Emma Gardner

Toutes les larmes

L’écriture peut-elle apaiser la douleur d’un deuil ? Elle permet en tout cas de ressusciter la figure disparue, celle qui n’existait « pour presque personne », mais qui était tout pour la narratrice. Un texte émouvant d’Emma Gardner sur la force d’une relation, vivante encore, même après la mort.
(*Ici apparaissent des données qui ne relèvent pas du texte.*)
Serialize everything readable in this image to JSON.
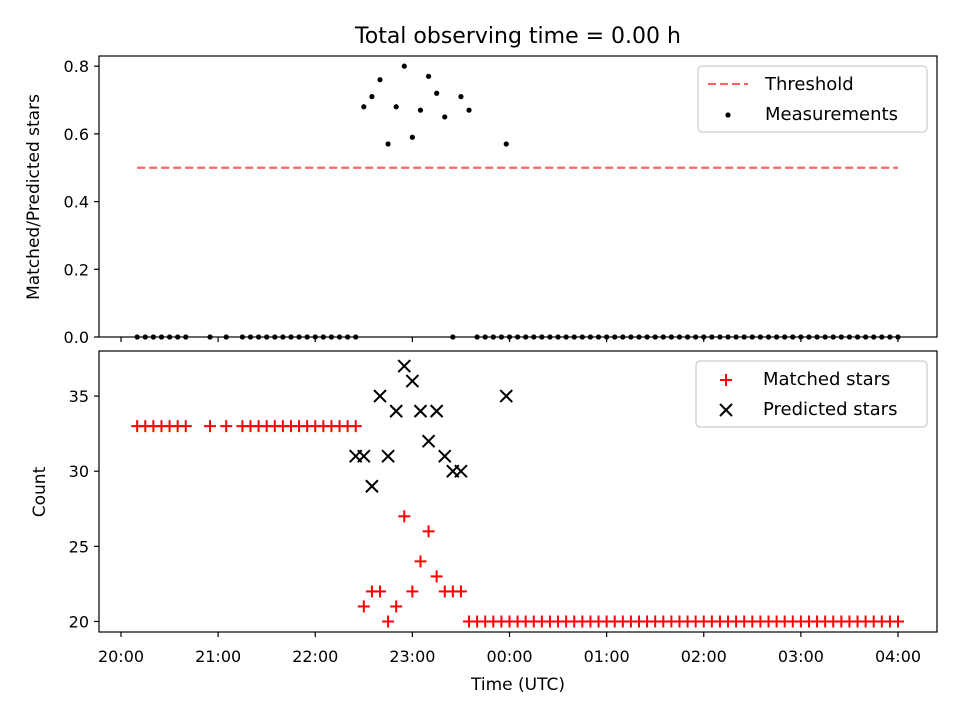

Je ne saurais dire si tu me manques plus que je n’ai mal, ou si j’ai plus mal que tu ne me manques.

Ce que je sais parfaitement, c’est l’intensité de la douleur au creux de ma poitrine et le falot intarissable de larmes qui coule dans ma gorge à chaque instant.

Papa disait toujours : « la vie est injuste ».

Il avait raison. La vie ne t’a pas épargnée. Un jour tu souffrais, l’autre tu me sauvais.

Tu m’as sortie de la maladie. Oui, j’ose le dire ! Une maladie dont les mots sont si laids, psychiatrie, anorexie, suicide.  J’aurais aimé, moi aussi, pouvoir romancer ce passage de ma vie. Faire comme si ce n’était qu’une crise d’adolescence. Ne pas avoir eu si peur.  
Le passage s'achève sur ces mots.